Additional Federal Funds will Help USDA Reduce Wildfire Risks
U.S. Agriculture Secretary Tom Vilsack announced Thursday expanded efforts to reduce wildfire risk across the western United States.
These investments, made possible through the Biden Administration’s Bipartisan Infrastructure Law (BIL) and the Inflation Reduction Act (IRA), will directly protect at-risk communities and critical infrastructure across 11 additional landscapes in Arizona, California, Idaho, Nevada, Oregon, Utah and Washington, he said.
In April 2022, USDA and the Forest Service announced the initial funding and identified the initial 10 landscape projects in support of the recently released strategy “Confronting the Wildfire Crisis: A Strategy for Protecting Communities and Improving Resilience in America’s Forests.”
Officials explained a priority treatment: "High-risk firesheds are large forested landscapes and rangelands where there is a high likelihood that an ignition could expose homes, communities, and infrastructure to destructive wildfire. Firesheds, typically about 250,000 acres in size, are mapped to match the scale of community exposure to wildfire."

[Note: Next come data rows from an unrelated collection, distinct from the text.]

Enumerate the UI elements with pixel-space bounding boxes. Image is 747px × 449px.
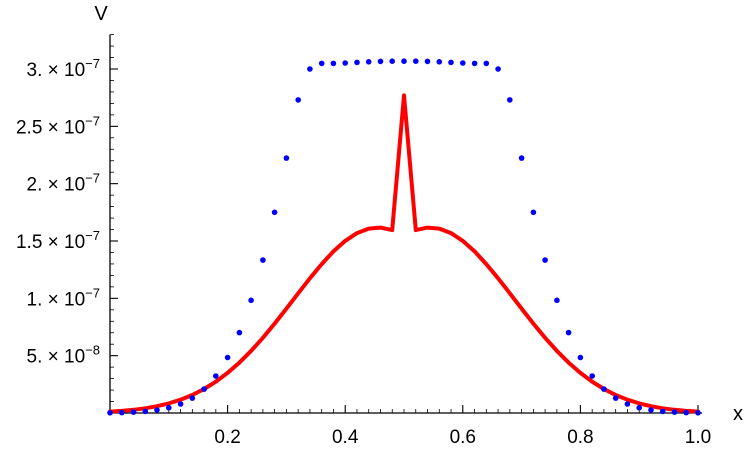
- y-tick-label: 1. × 10−7: [27, 285, 100, 310]
- blue-data-point: [471, 60, 478, 67]
- blue-data-point: [495, 66, 501, 72]
- blue-data-point: [601, 386, 607, 392]
- blue-data-point: [318, 60, 325, 67]
- blue-data-point: [307, 66, 313, 72]
- x-tick-label: 0.6: [450, 427, 476, 448]
- blue-data-point: [401, 58, 407, 64]
- blue-data-point: [295, 97, 302, 103]
- axes: [109, 34, 702, 414]
- x-tick-label: 0.8: [567, 427, 593, 448]
- blue-data-point: [671, 409, 678, 415]
- y-tick-label: 5. × 10−8: [27, 343, 100, 368]
- blue-data-point: [283, 155, 290, 161]
- blue-data-point: [377, 58, 384, 65]
- blue-data-point: [166, 404, 172, 411]
- blue-data-point: [342, 60, 349, 66]
- blue-data-point: [177, 401, 184, 407]
- blue-data-point: [507, 97, 513, 103]
- y-axis-label: V: [94, 3, 108, 25]
- blue-data-point: [683, 409, 689, 416]
- blue-data-point: [565, 329, 572, 336]
- blue-data-point: [589, 373, 595, 379]
- blue-data-point: [695, 410, 701, 416]
- blue-data-point: [636, 404, 642, 411]
- blue-data-point: [413, 58, 419, 64]
- blue-data-point: [624, 401, 631, 407]
- blue-data-point: [448, 59, 454, 66]
- blue-data-point: [213, 373, 219, 379]
- blue-data-point: [248, 297, 254, 304]
- blue-data-point: [142, 408, 149, 415]
- blue-data-point: [189, 395, 196, 401]
- blue-data-point: [224, 354, 231, 361]
- blue-data-point: [201, 386, 207, 392]
- x-tick-label: 0.2: [214, 427, 240, 448]
- blue-data-point: [530, 209, 537, 216]
- blue-data-point: [659, 408, 666, 415]
- y-tick-label: 1.5 × 10−7: [16, 228, 100, 253]
- x-axis-label: x: [733, 403, 743, 425]
- blue-data-point: [483, 60, 490, 67]
- blue-data-point: [107, 410, 113, 416]
- blue-data-point: [554, 297, 560, 304]
- blue-data-point: [460, 60, 466, 66]
- series-red-line: [108, 93, 700, 414]
- blue-data-point: [330, 60, 337, 67]
- blue-data-point: [236, 329, 243, 336]
- blue-data-point: [612, 395, 619, 401]
- blue-data-point: [260, 257, 266, 263]
- blue-data-point: [542, 257, 548, 263]
- blue-data-point: [436, 59, 443, 65]
- series-blue-dots: [107, 58, 701, 416]
- blue-data-point: [354, 59, 360, 66]
- y-tick-label: 2.5 × 10−7: [16, 113, 100, 138]
- tick-labels: 0.2 0.4 0.6 0.8 1.0 5. × 10−8 1. × 10−7 1.5 × 1…: [16, 56, 711, 448]
- red-line: [108, 93, 700, 414]
- y-tick-label: 2. × 10−7: [27, 171, 100, 196]
- x-tick-label: 0.4: [332, 427, 359, 448]
- y-tick-label: 3. × 10−7: [27, 56, 100, 81]
- blue-data-point: [424, 58, 431, 65]
- blue-data-point: [365, 59, 372, 65]
- blue-data-point: [271, 209, 278, 216]
- blue-data-point: [577, 354, 584, 361]
- blue-data-point: [648, 407, 654, 413]
- blue-data-point: [154, 407, 160, 413]
- blue-data-point: [119, 409, 125, 416]
- x-tick-label: 1.0: [685, 427, 711, 448]
- blue-data-point: [389, 58, 396, 64]
- blue-data-point: [518, 155, 525, 161]
- blue-data-point: [130, 409, 137, 415]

The statistics are alarming. "Wildfires have been growing in size, duration, and destructivity over the past 30 years. The Nation has more than 460 million acres at moderate to very high risk from wildfire. Many western landscapes are at grave and growing risk from wildfire due to a combination of accumulating fuels, a warming climate, and expanding development in fire-prone landscapes. At the Forest Service, we are taking decisive action to confront this crisis."
Issues with climate-driven wildfires was one of the topics addressed last year at the U.S. Fire Administrator's Summit on Fire Prevention and Control.
"...More fire departments are responding to an increasing number of wildland-urban interface fires," Duck, NC Chief Donna Black told the panel in 2022.
Wildland-urban interface is where suburban and urban areas merge with the wildland, she explained.
The fires are not limited to western states. "Nor are these fires limited to a season...Colorado's Marshall Fire burned 6.000 acres, destroyed more than 1,000 homes and businesses and caused over $500 million in December, well outside the traditional wildland fire season," Black said.
She noted that firefighters across the country need additional training and equipment to meet the challenges.